Each Wednesday, The Wrap presents a compilation of recent noteworthy commercial real estate stories from a variety of publications. Below are links to five stories that caught our eyes in recent days.
• The Story Continues: Sales Rise and Cap Rates Fall in 1Q by Les Shaver of Multifamily Executive.
“Entity-level and portfolio volume grew 117 percent, but that was driven by the Gables Residential deal. Portfolio deals, alone, grew 57 percent to $6.2 billion. As this was occurring, apartment prices rose 10 percent on the year and are now 21 percent ahead of the peak prices seen in 2007, according to Moody’s/RCA CPPI. That has been a cause for concern in some circles.”
• By The Numbers: U.S. Office Construction Picking Up Momentum by Randyl Drummer of CoStar.

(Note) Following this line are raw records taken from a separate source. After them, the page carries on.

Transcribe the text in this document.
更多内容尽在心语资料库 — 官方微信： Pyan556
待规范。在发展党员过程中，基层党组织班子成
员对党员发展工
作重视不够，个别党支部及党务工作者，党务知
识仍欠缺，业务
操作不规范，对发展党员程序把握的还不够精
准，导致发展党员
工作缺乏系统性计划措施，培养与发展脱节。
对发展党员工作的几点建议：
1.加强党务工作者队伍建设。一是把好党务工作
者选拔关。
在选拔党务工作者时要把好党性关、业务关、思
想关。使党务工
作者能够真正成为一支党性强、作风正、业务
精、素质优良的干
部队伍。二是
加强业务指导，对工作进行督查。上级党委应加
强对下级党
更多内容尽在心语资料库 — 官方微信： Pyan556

“About 108 million square feet was under construction at the end of first-quarter 2015, up 17 percent from 92 million square feet in the same period a year ago, according to CoStar data. The level of national office construction has risen very slowly since hitting its long-term historical trough of less than 50 million square feet in late 2010, producing quarterly supply growth that was the moral equivalent of zero when factoring in demolitions of obsolete office space and other loss of inventory.”

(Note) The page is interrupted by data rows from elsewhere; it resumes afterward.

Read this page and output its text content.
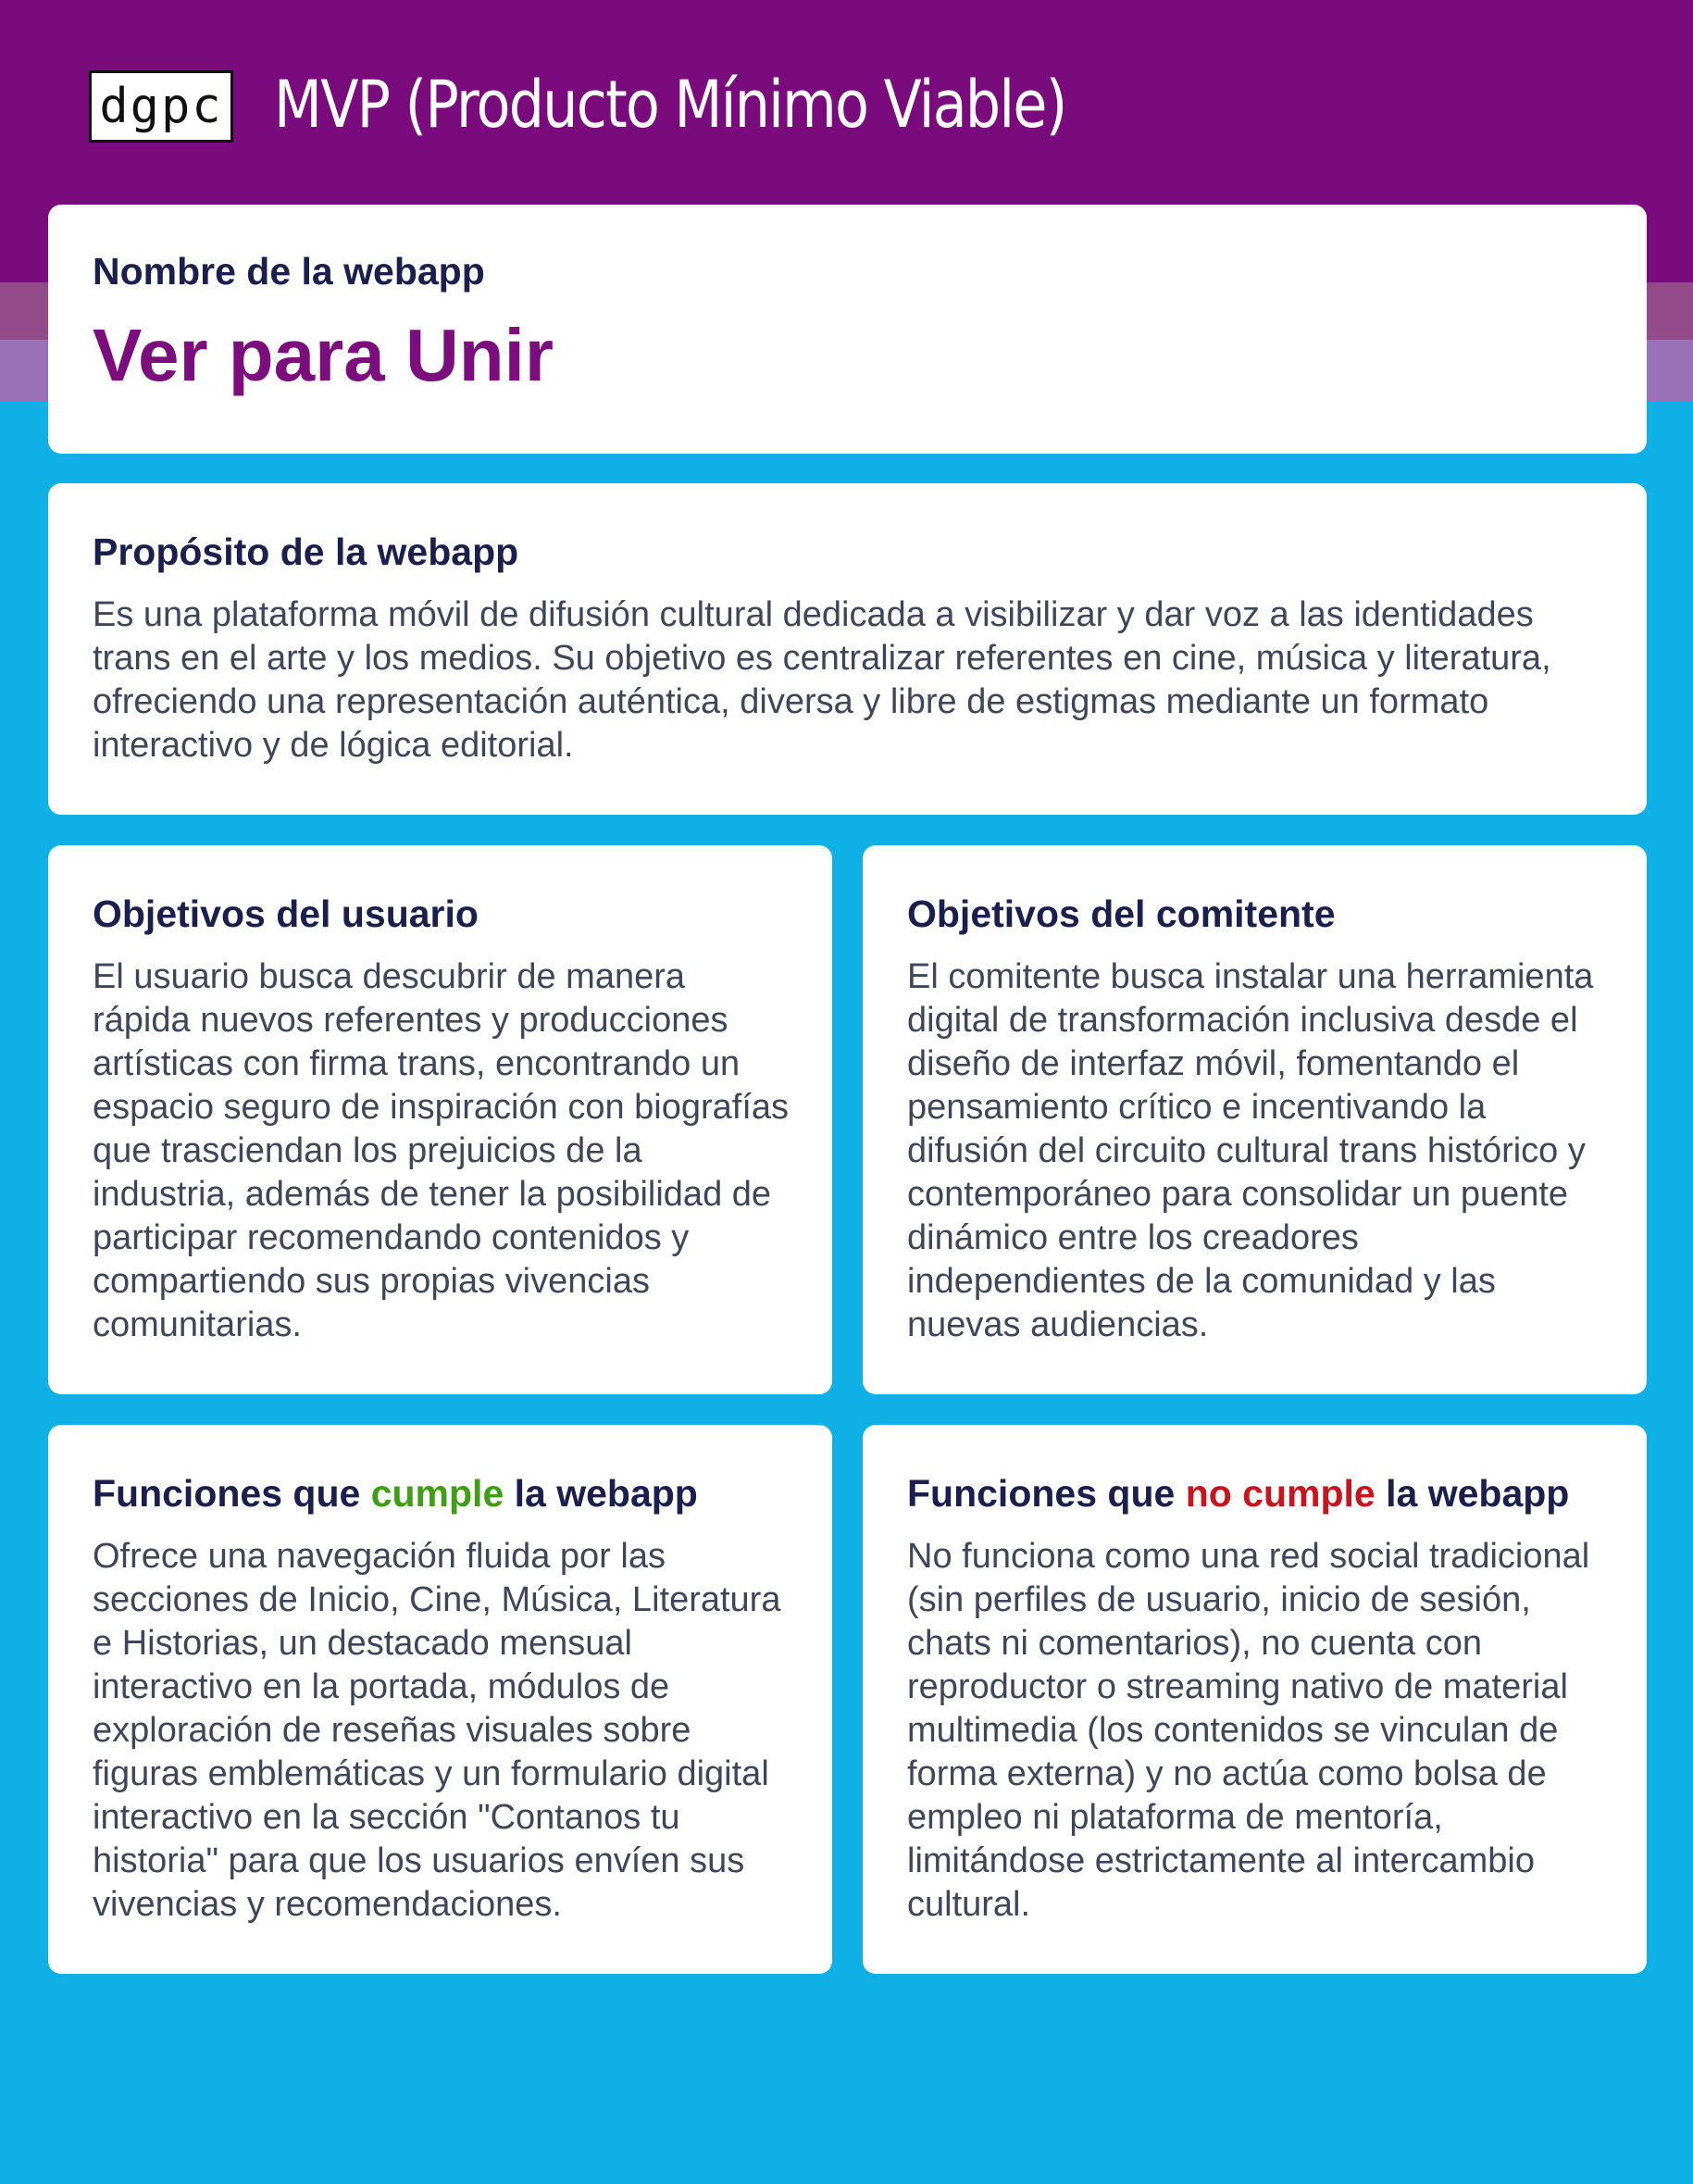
dgpc MVP (Producto Mínimo Viable)
Nombre de la webapp
Ver para Unir
Propósito de la webapp

Es una plataforma móvil de difusión cultural dedicada a visibilizar y dar voz a las identidades trans en el arte y los medios. Su objetivo es centralizar referentes en cine, música y literatura, ofreciendo una representación auténtica, diversa y libre de estigmas mediante un formato interactivo y de lógica editorial.

Objetivos del usuario

El usuario busca descubrir de manera rápida nuevos referentes y producciones artísticas con firma trans, encontrando un espacio seguro de inspiración con biografías que trasciendan los prejuicios de la industria, además de tener la posibilidad de participar recomendando contenidos y compartiendo sus propias vivencias comunitarias.

Objetivos del comitente

El comitente busca instalar una herramienta digital de transformación inclusiva desde el diseño de interfaz móvil, fomentando el pensamiento crítico e incentivando la difusión del circuito cultural trans histórico y contemporáneo para consolidar un puente dinámico entre los creadores independientes de la comunidad y las nuevas audiencias.

Funciones que cumple la webapp

Ofrece una navegación fluida por las secciones de Inicio, Cine, Música, Literatura e Historias, un destacado mensual interactivo en la portada, módulos de exploración de reseñas visuales sobre figuras emblemáticas y un formulario digital interactivo en la sección "Contanos tu historia" para que los usuarios envíen sus vivencias y recomendaciones.

Funciones que no cumple la webapp

No funciona como una red social tradicional (sin perfiles de usuario, inicio de sesión, chats ni comentarios), no cuenta con reproductor o streaming nativo de material multimedia (los contenidos se vinculan de forma externa) y no actúa como bolsa de empleo ni plataforma de mentoría, limitándose estrictamente al intercambio cultural.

• Foreign Real Estate Investors Look for U.S. Partners by Beth Mattson-Teig of National Real Estate Investor.
“Foreign capital is an attractive target for investment groups across the board, from publicly traded REITs and private equity funds to groups offering a variety of ownership structures such as syndications, joint ventures and limited partnerships. ‘Most of the private equity firms and larger real estate fund sponsors, as they have increased their fund raising activity over the last 18 months or so, have clearly included foreign investors in their targets for raising capital,’ says [Bob] O’Brien.”

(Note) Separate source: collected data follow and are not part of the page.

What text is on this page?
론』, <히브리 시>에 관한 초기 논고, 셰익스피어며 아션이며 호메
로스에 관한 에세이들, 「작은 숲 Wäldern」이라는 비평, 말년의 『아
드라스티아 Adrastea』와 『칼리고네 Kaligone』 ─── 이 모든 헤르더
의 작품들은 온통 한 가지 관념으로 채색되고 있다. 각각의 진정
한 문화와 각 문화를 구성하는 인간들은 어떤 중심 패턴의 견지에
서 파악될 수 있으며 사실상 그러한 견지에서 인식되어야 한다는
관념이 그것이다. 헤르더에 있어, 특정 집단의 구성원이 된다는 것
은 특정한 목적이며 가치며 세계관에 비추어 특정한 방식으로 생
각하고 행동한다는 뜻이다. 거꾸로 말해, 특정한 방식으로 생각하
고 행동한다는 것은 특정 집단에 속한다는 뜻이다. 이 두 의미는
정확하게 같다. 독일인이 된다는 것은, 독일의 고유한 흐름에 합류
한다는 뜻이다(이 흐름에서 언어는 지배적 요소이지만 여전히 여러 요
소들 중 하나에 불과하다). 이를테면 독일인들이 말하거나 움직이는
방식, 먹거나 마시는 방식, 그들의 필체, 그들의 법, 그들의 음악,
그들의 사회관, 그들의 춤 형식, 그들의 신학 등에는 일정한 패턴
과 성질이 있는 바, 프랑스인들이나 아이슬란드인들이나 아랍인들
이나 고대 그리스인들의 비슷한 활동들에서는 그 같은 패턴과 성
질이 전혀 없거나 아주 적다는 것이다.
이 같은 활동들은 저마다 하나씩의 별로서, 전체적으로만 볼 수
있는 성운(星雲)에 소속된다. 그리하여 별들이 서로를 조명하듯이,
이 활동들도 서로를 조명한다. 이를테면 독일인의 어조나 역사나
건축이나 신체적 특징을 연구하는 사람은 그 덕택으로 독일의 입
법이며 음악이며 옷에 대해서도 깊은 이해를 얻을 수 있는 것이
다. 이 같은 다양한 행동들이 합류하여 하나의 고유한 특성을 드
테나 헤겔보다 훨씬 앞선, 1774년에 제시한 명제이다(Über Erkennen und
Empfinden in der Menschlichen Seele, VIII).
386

• Economy Watch: Better Walkability = Higher Valuation? by Dees Stribling of Multi-Housing News.
“According to RCA, CBD commercial property values, which score consistently high Walk Scores, have risen 125 percent over the last decade, while values for suburban properties that are nevertheless very walkable were up 43 percent. In ‘somewhat walkable’ or ‘car-dependent’ suburbs, property values are only up by about 22 percent. The logical projection from that—though the indicies aren’t in the business of predicting—is that as the nation’s demographics change and residents want to be in walkable locations, high Walk Scores are going to mean higher prices for properties. The stronger price appreciation trends associated with highly walkable properties reflect both a premium in rents that residents pay for such locations, but also the increasing demand from investors who recognize the long-term value of walkability and mixed-use developments.”
• Retail's New Reality: Invisible Shopping Centers and Virtual Assistants by Lance Eliot for CNBC.
“Some of the largest retailers have been looking at augmented reality (AR) for years as one of those technology advancements with huge potential to reach shoppers who are constantly on their mobile devices, aiming to connect with shoppers while either in the store, or even while outside the store to bring them into the store. AR can touch everything from shopping aisles to product displays to even fully immersive stores, creating a series of virtual assets that retailers are experimenting with in a big way.”